The African Challenge

On January 17, Italy's parliament approved the deployment of up to 470 troops in Niger to combat "irregular migrant flows" and the trafficking of people towards Libya, and, from there, to Europe. A number of other European countries are pursuing similar policies, including France, Germany, and Spain.

The acronym OPL 245 means little, if anything, to most people. Yet, it is the name of the deal for the acquisition of the largest oil block (over 9 billion barrels of crude) in Africa. The $1.1bn invested by European oil and gas companies in the acquisition of this oil block would have covered over 80 percent of Nigeria's entire health budget for 2015. The ordinary citizens of Nigeria did not see a penny from the deal. The acquisition, finalised through blackmail, benefitted only a very limited number of corrupt officials and money launderers.
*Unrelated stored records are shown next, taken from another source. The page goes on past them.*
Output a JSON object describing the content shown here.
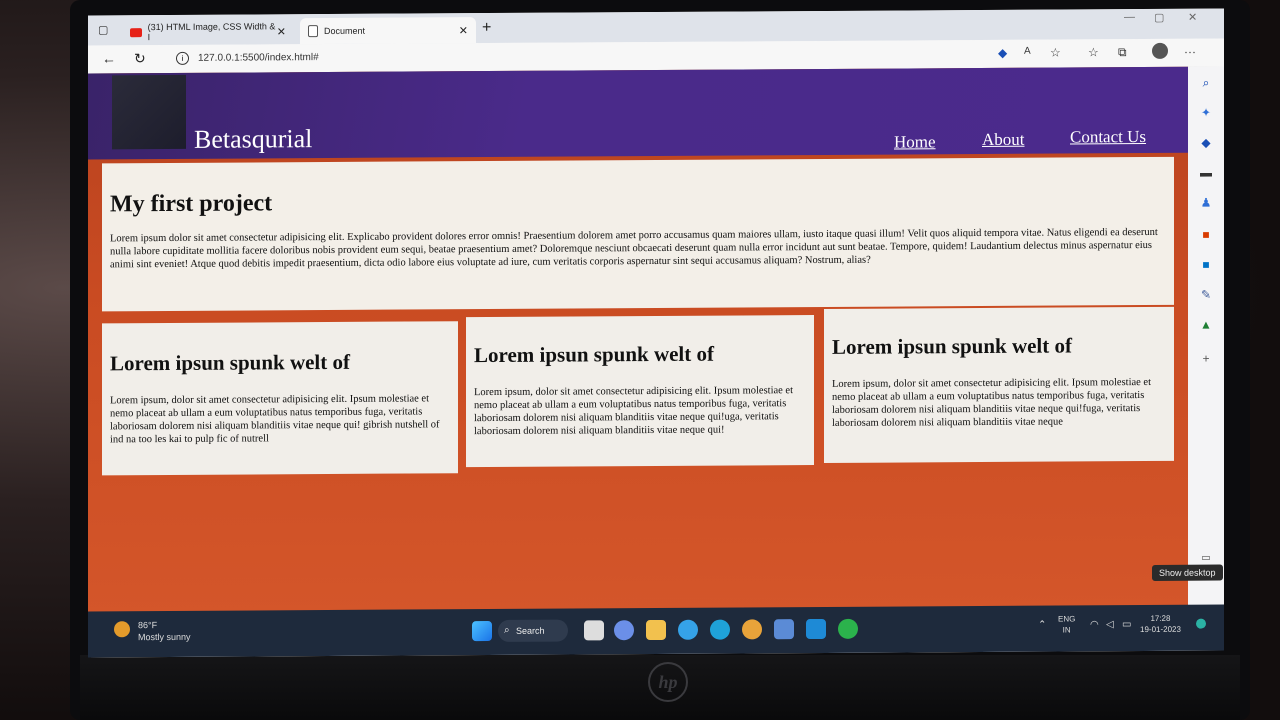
{
  "browser": {
    "tabs": [
      {
        "label": "(31) HTML Image, CSS Width & I",
        "favicon_color": "#e62117"
      },
      {
        "label": "Document"
      }
    ],
    "url": "127.0.0.1:5500/index.html#",
    "new_tab": "+"
  },
  "site": {
    "brand": "Betasqurial",
    "nav": [
      "Home",
      "About",
      "Contact Us"
    ],
    "hero": {
      "title": "My first project",
      "body": "Lorem ipsum dolor sit amet consectetur adipisicing elit. Explicabo provident dolores error omnis! Praesentium dolorem amet porro accusamus quam maiores ullam, iusto itaque quasi illum! Velit quos aliquid tempora vitae. Natus eligendi ea deserunt nulla labore cupiditate mollitia facere doloribus nobis provident eum sequi, beatae praesentium amet? Doloremque nesciunt obcaecati deserunt quam nulla error incidunt aut sunt beatae. Tempore, quidem! Laudantium delectus minus aspernatur eius animi sint eveniet! Atque quod debitis impedit praesentium, dicta odio labore eius voluptate ad iure, cum veritatis corporis aspernatur sint sequi accusamus aliquam? Nostrum, alias?"
    },
    "cards": [
      {
        "title": "Lorem ipsun spunk welt of",
        "body": "Lorem ipsum, dolor sit amet consectetur adipisicing elit. Ipsum molestiae et nemo placeat ab ullam a eum voluptatibus natus temporibus fuga, veritatis laboriosam dolorem nisi aliquam blanditiis vitae neque qui! gibrish nutshell of ind na too les kai to pulp fic of nutrell"
      },
      {
        "title": "Lorem ipsun spunk welt of",
        "body": "Lorem ipsum, dolor sit amet consectetur adipisicing elit. Ipsum molestiae et nemo placeat ab ullam a eum voluptatibus natus temporibus fuga, veritatis laboriosam dolorem nisi aliquam blanditiis vitae neque qui!uga, veritatis laboriosam dolorem nisi aliquam blanditiis vitae neque qui!"
      },
      {
        "title": "Lorem ipsun spunk welt of",
        "body": "Lorem ipsum, dolor sit amet consectetur adipisicing elit. Ipsum molestiae et nemo placeat ab ullam a eum voluptatibus natus temporibus fuga, veritatis laboriosam dolorem nisi aliquam blanditiis vitae neque qui!fuga, veritatis laboriosam dolorem nisi aliquam blanditiis vitae neque"
      }
    ],
    "colors": {
      "header": "#4a2a8a",
      "background": "#c94b22",
      "panel": "#f3efe8"
    }
  },
  "os": {
    "show_desktop": "Show desktop",
    "weather": {
      "temp": "86°F",
      "desc": "Mostly sunny"
    },
    "search": "Search",
    "lang": "ENG",
    "region": "IN",
    "time": "17:28",
    "date": "19-01-2023"
  },
  "laptop_brand": "hp"
}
The natural resources (fuel, gold, gas etc) of most, if not all, African countries and a number of the states in the Eastern Mediterranean are still being syphoned off through offshore companies that, to a large extent, are linked to European and American companies and businessmen. As the Panama Papers confirmed, anonymous companies (about 1400) and tax havens are used to exploit the natural wealth of some of the world's poorest countries.

 People tend to migrate when they feel unsafe or unable to fulfil their needs. In this context, it is enough to mention that, according to data provided by the US State Department, "incidents of terrorism" increased by 6500 percent (199 attacks in 2002, 13,500 in 2014) since George W Bush started the so-called "war on terror" in 2001.

The total population of Africa will grow from the current 1.2 billion to 2.5 billion by 2050, while some European countries will see their populations decline or stay relatively stagnant over the same period. For example, the EU predicts Italy's population to decline from nearly 61 million to under 59 million by 2050.